James Billyeald

Personal information
- Full name: James Billyeald
- Born: 20 January 1835 Hyson Green, Nottingham, England
- Died: 8 July 1890 (aged 55) Hyson Green, England
- Batting: Right-handed
- Bowling: Round-arm medium

Domestic team information
- 1871: Derbyshire
- Only FC: 17 August 1871 Derbyshire v Lancashire

Career statistics
| Competition | First-class |
| Matches | 1 |
| Runs scored | 15 |
| Batting average | 15.00 |
| 100s/50s | 0/0 |
| Top score | 11* |
| Catches/stumpings | 0/– |
- Source: CricketArchive, 14 December 2010

= James Billyeald =

English cricketer

James Billyeald (20 January 1835 – 8 July 1890) was an English cricketer who played for Derbyshire in 1871.

Billyeald was born at Hyson Green near Nottingham, the son of Thomas Billyeald and his wife Annis Hallam. He became a commercial traveller for wares, groceries and seeds and was living at Wirksworth. Between 1866 and 1870 he played cricket for various teams including Wirksworth Cricket Club, Nottingham Commercial Club and Gentlemen of Derbyshire. In 1871 he was living at Dale House, Wirksworth.
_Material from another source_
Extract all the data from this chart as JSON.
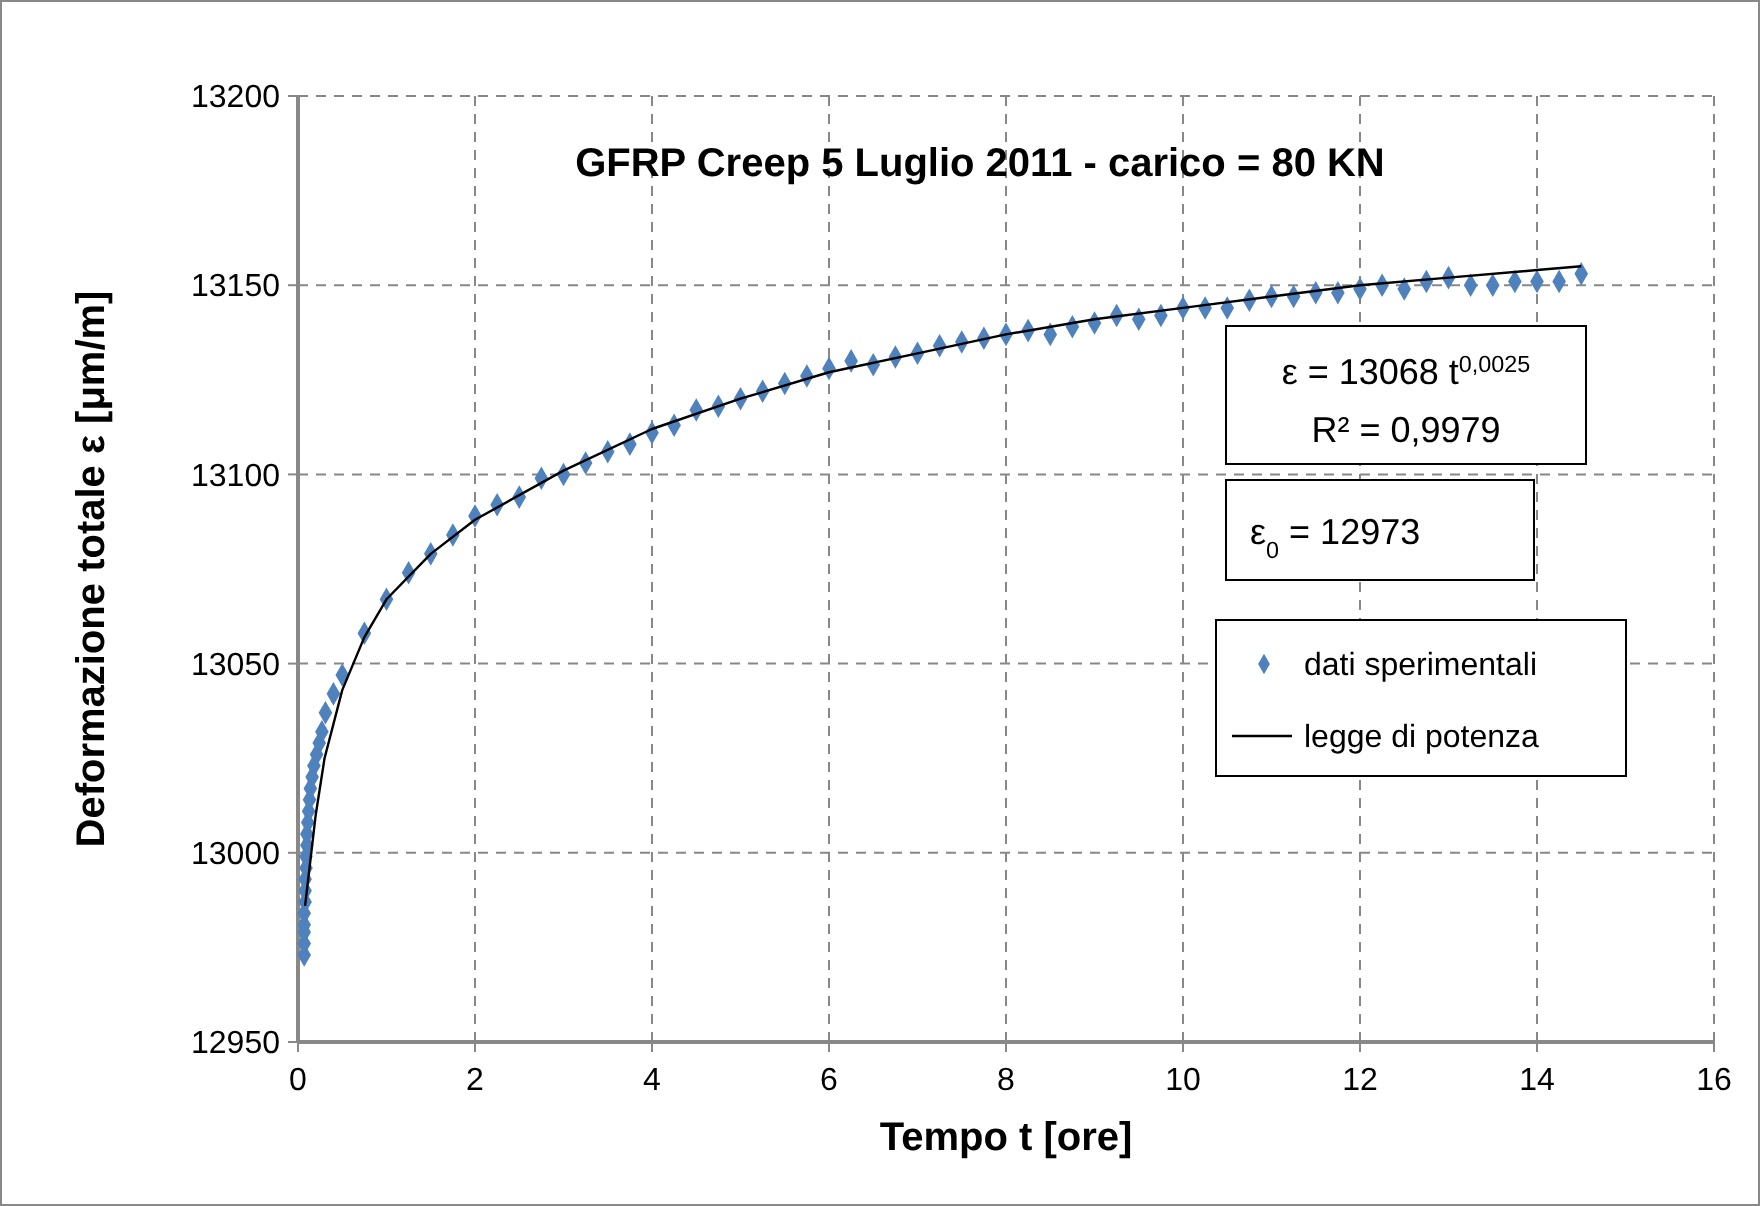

Billyeald played for Derbyshire in the 1871 season in their second match against Lancashire in August. Following a promising 11 not-out innings from a tailend position in the first innings, Billyeald switched to the upper order in the second and made 4. Billyeald was a right-handed batsman and played two innings in one first-class match and a total of 15 runs. He was a round-arm medium-pace bowler.

Billyeald died in Hyson Green at the age of 55.

Billyeald married Matilda Mounteney at Radford Nottinghamshire in 1859.